Tribunal Administratif de Montpellier — Décision N° TA34-2300207

mardi 18 juin 2024

JuridictionTribunal Administratif de Montpellier
SectionTribunal Administratif de Montpellier
N° DossierTA34-2300207
TypeDécision
RecoursExcès de pouvoir
PublicationC
Formation6ème Chambre
Avocat requérantMANYA

Texte intégral

Vu les procédures suivantes :

I. Par une requête, enregistrée le 18 mai 2022, sous le n°2202565, Mme C B, représentée par Me Manya, demande au tribunal :

1°) d'annuler la décision du 18 mars 2022 par laquelle la présidente du centre intercommunal d'action sociale (CIAS) Corbières Méditerranée a refusé de renouveler son contrat à durée déterminée ;

2°) d'enjoindre à la présidente du CIAS Corbières Méditerranée de la réintégrer sans délai au sein de ses services ;

3°) de mettre à la charge du CIAS Corbières Méditerranée les dépens et la somme de 1 500 euros au titre de l'article L. 761-1 du code de justice administrative.

Elle soutient que :

- la directrice n'avait pas compétence pour signer la décision contestée ;

- la décision, qui n'est pas motivé par l'intérêt du service, est entachée d'illégalité.
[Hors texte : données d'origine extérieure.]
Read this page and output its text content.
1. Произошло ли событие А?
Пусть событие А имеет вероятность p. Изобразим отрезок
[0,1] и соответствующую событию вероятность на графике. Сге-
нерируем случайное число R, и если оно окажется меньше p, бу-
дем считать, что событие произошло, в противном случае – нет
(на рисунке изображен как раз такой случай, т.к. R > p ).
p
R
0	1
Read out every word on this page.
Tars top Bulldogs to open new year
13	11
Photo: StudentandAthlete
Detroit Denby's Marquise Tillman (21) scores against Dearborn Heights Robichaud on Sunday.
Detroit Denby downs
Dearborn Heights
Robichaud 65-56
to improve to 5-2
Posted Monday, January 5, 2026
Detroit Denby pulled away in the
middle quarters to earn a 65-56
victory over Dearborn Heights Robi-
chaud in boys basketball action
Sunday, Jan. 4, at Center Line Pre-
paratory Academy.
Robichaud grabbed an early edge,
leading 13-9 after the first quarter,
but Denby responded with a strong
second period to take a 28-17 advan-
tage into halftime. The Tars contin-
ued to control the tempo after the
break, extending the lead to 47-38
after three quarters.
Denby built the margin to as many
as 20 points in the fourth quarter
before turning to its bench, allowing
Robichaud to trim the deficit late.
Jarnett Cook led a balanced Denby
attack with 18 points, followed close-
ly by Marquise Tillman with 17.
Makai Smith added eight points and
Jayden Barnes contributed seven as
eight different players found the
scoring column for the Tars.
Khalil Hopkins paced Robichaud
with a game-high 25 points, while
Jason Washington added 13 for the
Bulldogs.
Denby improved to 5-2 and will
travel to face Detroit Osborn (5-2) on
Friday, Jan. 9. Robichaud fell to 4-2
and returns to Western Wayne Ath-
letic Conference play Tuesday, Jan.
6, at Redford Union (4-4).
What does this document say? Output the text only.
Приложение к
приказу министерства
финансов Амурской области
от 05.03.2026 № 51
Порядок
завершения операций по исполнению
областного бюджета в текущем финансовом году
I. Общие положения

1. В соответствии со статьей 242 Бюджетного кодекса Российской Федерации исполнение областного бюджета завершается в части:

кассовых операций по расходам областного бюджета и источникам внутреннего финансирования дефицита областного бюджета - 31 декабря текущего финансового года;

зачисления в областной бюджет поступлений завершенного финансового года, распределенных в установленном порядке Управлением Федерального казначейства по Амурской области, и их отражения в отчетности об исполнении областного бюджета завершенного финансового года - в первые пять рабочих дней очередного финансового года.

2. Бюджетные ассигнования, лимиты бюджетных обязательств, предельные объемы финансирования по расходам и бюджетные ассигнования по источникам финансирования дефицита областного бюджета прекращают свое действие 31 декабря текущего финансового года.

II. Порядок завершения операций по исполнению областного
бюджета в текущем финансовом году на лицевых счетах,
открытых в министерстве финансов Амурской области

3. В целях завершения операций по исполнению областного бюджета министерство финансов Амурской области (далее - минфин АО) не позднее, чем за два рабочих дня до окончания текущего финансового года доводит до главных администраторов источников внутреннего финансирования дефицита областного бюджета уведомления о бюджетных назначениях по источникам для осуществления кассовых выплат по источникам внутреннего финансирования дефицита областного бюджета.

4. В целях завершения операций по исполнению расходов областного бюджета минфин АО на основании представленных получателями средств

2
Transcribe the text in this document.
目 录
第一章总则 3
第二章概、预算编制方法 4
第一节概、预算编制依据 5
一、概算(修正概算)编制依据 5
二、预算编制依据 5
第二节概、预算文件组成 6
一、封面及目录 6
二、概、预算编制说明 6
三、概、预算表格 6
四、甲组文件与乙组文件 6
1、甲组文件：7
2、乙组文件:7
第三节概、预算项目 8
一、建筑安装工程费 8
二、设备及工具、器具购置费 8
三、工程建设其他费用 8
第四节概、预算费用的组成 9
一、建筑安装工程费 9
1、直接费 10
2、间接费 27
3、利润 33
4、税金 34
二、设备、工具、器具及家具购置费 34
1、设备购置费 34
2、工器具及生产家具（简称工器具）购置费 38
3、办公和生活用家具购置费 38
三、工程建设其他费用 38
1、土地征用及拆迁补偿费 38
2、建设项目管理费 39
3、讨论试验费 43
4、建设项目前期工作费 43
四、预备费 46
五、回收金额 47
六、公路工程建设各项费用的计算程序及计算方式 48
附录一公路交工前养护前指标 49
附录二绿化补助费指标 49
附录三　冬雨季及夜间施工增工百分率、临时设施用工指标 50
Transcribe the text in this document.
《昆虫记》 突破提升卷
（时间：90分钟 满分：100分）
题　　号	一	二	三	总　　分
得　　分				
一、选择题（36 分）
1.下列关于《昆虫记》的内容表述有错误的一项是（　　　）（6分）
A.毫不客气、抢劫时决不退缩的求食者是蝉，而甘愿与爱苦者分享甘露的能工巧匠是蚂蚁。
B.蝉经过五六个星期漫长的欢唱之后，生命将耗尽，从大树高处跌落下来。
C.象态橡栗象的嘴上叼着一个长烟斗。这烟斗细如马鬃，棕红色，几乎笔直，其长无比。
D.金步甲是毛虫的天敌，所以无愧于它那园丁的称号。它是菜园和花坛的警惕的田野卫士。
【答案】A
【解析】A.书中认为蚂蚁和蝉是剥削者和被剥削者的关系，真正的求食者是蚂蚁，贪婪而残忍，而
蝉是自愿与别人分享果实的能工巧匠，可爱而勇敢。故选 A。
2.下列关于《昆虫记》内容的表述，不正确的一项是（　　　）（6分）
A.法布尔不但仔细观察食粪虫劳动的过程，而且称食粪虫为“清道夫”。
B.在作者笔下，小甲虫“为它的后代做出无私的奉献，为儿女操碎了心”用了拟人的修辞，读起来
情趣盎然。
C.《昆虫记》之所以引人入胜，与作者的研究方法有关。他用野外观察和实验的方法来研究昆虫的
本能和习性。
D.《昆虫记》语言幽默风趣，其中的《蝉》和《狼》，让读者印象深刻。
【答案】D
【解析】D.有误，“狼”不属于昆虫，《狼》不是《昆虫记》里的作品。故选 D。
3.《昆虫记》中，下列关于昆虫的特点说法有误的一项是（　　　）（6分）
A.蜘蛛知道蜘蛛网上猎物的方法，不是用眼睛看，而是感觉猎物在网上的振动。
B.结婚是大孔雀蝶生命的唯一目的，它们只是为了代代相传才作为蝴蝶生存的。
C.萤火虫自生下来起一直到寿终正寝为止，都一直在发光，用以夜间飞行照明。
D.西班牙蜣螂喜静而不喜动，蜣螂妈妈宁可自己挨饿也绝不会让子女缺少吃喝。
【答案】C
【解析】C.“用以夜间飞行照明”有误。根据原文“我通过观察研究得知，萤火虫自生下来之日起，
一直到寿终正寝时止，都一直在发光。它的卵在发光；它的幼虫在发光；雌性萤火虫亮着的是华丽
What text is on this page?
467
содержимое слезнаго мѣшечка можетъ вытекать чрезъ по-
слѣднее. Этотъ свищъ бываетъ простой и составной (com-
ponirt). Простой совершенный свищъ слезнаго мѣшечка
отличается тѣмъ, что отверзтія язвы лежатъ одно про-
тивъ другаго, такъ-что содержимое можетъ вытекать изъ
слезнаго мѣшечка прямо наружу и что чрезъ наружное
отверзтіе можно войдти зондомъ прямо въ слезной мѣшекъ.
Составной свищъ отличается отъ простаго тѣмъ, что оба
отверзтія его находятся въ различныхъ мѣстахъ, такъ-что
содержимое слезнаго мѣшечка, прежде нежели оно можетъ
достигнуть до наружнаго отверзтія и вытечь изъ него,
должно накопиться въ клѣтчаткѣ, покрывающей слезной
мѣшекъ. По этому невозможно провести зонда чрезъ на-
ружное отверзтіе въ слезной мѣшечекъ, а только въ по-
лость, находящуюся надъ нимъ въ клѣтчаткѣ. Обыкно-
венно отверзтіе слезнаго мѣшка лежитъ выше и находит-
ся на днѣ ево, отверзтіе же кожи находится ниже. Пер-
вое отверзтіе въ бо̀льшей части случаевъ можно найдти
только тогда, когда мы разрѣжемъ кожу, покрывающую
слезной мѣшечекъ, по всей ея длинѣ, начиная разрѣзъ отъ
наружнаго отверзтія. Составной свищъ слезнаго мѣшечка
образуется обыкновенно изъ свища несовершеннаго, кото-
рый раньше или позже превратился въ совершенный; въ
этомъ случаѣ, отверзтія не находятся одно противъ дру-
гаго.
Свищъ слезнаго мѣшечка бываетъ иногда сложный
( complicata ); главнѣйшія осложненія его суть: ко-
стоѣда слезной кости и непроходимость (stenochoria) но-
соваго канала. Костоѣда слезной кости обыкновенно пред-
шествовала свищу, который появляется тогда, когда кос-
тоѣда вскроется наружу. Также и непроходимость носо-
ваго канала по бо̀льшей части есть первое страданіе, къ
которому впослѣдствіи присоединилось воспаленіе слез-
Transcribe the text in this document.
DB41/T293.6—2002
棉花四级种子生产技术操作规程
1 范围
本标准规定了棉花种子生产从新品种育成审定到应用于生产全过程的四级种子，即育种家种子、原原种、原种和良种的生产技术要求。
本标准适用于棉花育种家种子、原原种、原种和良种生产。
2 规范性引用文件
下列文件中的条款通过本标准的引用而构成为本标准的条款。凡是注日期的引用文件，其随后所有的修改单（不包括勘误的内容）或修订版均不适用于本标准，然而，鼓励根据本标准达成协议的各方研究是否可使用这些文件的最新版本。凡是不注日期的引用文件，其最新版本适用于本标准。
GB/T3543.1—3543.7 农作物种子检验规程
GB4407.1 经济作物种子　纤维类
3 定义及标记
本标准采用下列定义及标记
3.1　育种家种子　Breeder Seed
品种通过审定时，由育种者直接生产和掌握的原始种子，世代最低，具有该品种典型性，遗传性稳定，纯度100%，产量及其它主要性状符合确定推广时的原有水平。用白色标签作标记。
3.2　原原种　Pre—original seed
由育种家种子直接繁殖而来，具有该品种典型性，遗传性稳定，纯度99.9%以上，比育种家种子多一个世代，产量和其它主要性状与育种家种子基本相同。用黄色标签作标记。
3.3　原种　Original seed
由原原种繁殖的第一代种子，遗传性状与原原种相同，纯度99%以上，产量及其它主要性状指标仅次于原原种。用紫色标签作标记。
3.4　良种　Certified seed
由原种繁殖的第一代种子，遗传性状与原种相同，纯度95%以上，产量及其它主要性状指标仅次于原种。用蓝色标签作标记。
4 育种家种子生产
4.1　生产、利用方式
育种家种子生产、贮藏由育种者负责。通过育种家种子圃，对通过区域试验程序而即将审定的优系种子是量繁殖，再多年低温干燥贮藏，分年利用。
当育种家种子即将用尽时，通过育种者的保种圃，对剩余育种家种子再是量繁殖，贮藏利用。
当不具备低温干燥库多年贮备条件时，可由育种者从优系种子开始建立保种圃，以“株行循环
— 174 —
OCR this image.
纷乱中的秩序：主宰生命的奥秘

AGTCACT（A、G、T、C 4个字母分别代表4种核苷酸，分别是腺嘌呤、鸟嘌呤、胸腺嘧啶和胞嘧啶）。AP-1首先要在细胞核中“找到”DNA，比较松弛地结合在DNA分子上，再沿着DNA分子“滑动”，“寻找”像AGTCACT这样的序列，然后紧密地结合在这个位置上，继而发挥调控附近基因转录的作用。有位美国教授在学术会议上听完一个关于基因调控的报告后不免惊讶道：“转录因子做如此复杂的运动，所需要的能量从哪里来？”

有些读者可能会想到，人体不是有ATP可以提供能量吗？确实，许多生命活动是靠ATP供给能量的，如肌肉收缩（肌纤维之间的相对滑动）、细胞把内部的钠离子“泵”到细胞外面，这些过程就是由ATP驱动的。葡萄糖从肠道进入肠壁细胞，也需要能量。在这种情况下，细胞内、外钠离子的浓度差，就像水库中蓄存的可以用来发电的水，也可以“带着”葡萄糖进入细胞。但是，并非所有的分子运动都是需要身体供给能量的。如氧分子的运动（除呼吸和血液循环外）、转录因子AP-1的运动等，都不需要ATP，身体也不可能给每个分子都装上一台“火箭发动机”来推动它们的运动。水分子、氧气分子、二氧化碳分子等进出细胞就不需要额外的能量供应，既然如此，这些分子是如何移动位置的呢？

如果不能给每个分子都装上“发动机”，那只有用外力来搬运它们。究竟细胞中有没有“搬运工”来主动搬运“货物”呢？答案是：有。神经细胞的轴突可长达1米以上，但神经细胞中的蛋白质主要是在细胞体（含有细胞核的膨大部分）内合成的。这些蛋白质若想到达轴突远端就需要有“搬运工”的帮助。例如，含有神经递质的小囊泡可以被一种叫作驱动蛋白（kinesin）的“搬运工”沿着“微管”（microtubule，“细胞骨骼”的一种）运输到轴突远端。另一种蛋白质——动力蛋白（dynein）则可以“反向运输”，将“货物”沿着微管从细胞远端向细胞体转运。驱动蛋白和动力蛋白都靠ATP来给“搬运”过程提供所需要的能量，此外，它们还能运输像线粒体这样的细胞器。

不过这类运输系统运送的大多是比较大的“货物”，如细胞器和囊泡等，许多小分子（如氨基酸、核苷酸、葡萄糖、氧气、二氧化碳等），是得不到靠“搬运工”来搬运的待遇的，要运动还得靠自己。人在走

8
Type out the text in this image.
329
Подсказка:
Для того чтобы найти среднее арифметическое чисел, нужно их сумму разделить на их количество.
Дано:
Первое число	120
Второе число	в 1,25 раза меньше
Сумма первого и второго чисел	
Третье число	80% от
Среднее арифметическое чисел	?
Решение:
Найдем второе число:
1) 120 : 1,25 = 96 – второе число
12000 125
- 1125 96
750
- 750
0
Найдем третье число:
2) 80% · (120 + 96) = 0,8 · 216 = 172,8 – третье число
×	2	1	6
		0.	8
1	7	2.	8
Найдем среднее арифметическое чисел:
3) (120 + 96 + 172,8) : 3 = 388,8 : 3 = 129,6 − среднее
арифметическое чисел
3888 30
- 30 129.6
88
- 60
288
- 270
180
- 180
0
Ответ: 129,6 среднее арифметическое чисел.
Par un mémoire en défense, enregistré le 21 novembre 2022, le CIAS Corbières Méditerranée, représenté par la société civile professionnelle (SCP) Chichet, Henry, Paillès, Garidou, Renaudin, conclut, à titre principal, au rejet de la requête, oppose, à titre subsidiaire, un non-lieu à statuer et demande au tribunal de mettre à la charge de la requérante de la somme de 1 500 euros au titre des dispositions de l'article L. 761-1 du code de justice administrative.

Il soutient que :

- les moyens soulevés dans la requête ne sont pas fondés ;

- au surplus, par un arrêté du 17 octobre 2022, qui s'est substitué à l'arrêté contesté, une décision de non-renouvellement du contrat de l'agent a été à nouveau prise.

II. Par une requête, enregistrée le 13 janvier 2023, sous le n°2300207, Mme C B, représentée par Me Manya, demande au tribunal :

1°) d'annuler l'arrêté du 17 octobre 2022 par lequel la présidente du CIAS Corbières Méditerranée a refusé de renouveler son contrat à durée déterminée ;

2°) d'enjoindre à la présidente du CIAS Corbières Méditerranée de la réintégrer sans délai au sein de ses services ;

3°) de mettre à la charge du CIAS Corbières Méditerranée les dépens et la somme de 1 500 euros au titre de l'article L. 761-1 du code de justice administrative.

Elle soutient que :

- l'arrêté contesté, qui comporte une omission de la date dans son intitulé, est entaché d'un vice de forme ;

- le non-renouvellement de son contrat lui a été notifié tardivement ;

- la décision, qui n'est pas motivée par l'intérêt du service, est entachée d'illégalité.

Par un mémoire en défense, enregistré le 20 juin 2023, le CIAS Corbières Méditerranée, représenté par la société civile professionnelle (SCP) Chichet, Henry, Paillès, Garidou, Renaudin, conclut au rejet de la requête et demande au tribunal de mettre à la charge de la requérante la somme de 1 500 euros en application de l'article L. 761-1 du code de justice administrative.

Il soutient que :

- la requête, dirigé contre une décision confirmative, est irrecevable ;

- au surplus, les moyens soulevés dans la requête ne sont pas fondés.

Mme B a été admise au bénéfice de l'aide juridictionnelle totale par des décisions du 4 novembre 2022 et du 1er mars 2023.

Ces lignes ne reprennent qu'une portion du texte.